MPAA argues that e-mails it obtained for its case were technically not “intercepted” in violation of federal wiretapping law since the hacked server from which they were sent stored them for several milliseconds before transmission.
Though TorrentSpy, once one of the more popular BitTorrent tracker sites around, is long gone, the case still reverberates throughout the online community for it may have disastrous implications for online privacy as we know it.
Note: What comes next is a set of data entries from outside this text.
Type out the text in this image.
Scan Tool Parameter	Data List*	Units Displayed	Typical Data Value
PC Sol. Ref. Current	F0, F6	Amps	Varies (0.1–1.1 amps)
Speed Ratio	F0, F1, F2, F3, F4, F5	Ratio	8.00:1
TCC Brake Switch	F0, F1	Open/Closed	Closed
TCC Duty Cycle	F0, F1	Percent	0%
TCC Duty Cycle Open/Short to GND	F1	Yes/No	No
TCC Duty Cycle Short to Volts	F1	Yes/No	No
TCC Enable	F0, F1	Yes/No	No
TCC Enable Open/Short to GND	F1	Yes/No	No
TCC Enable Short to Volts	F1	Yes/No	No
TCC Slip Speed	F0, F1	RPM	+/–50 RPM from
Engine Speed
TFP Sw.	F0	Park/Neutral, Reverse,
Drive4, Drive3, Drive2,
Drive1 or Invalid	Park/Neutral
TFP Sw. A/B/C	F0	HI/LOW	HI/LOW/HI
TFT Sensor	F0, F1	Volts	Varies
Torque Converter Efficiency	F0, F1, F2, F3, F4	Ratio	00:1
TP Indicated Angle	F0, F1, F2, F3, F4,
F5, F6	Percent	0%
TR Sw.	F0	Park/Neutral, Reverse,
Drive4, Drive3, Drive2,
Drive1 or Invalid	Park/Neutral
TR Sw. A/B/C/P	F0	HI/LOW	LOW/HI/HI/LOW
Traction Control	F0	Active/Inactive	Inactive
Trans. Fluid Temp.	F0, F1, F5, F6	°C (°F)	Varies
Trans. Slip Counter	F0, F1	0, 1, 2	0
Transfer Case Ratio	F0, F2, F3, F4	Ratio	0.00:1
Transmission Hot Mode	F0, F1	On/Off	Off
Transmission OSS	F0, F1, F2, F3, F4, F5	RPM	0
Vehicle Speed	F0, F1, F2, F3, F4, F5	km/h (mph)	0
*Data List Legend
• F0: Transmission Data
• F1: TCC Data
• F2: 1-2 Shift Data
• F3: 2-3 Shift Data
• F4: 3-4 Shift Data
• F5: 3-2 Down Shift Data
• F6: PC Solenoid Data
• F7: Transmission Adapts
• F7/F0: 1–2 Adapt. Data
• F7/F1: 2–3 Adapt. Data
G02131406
If you recall, back in 2005 a hacker broke into TorrentSpy’s server and configured it to copy and forward all incoming and outgoing email to his personal account which he later sold to the MPAA for $15,000 USD for use in building its copyright infringement case against the site.
When the e-mails were presented in court Judge Florence-Marie Cooper ruled that they had not been intercepted in violation of the 1968 Wiretap Act because because the e-mails were stored on the mail server for several milliseconds during transmission, they were not technically “intercepted.”
“Anderson did not stop or seize any of the messages that were forwarded to him,” wrote Judge Cooper in her decision. “Anderson’s actions did not halt the transmission of the messages to their intended recipients. As such, under well-settled case law, as well as a reading of the statute and the ordinary meaning of the word ‘intercept,’ Anderson’s acquisitions of the e-mails did not violate the Wiretap Act.”
However, many have pointed out that the ruling has severe implications for online privacy for it means that so long as you have access to any server that handles an e-mail as it flows across the internet it’s technically not being “intercepted.” Government go thus simply circumvent wiretapping laws by routing e-mails through its servers.
“It could really gut the wiretapping laws,” said Orin S. Kerr, a George Washington University law professor and expert on surveillance law. “The government could go to your Internet service provider and say, ‘Copy all of your e-mail, but make the copy a millisecond after the email arrives,’ and it would not be a wiretap.”
The Electronic Frontier Foundation (EFF) has filed an amicus (friend-of-the-court) brief pointing out that the “ruling is incorrect as a matter of law and must be overturned in order to prevent the government from engaging in similar surveillance without a court order.”
From the brief:
Most worrisome is that under the district court’s holding, law enforcement officers could engage in the contemporaneous acquisition of emails just as Anderson did, without having to comply with the Wiretap Act’s requirements. For example, if the FBI installed a network wiretapping device at a point where electronic communications are stored for milliseconds before continuing to their destination, the Bureau would not have to obtain an intercept order under the Wiretap Act, but could instead proceed under the SCA’s less stringent requirements, even though such surveillance represents “a series [of intrusions] or a continuous surveillance”
under Berger, 388 U.S. at 57.
Once again we have a case involving illegal file-sharing that is about much, much, more. It’s not about copyright infringement, but rather about the rule of law and the lengths to which copyright holders are allowed to go in order to target suspected file-sharers. Just as we would never allow the govt to invade our homes and our privacy without first legally acquiring the necessary warrants to obtain evidence, so too must we never allow private business interests to do the same.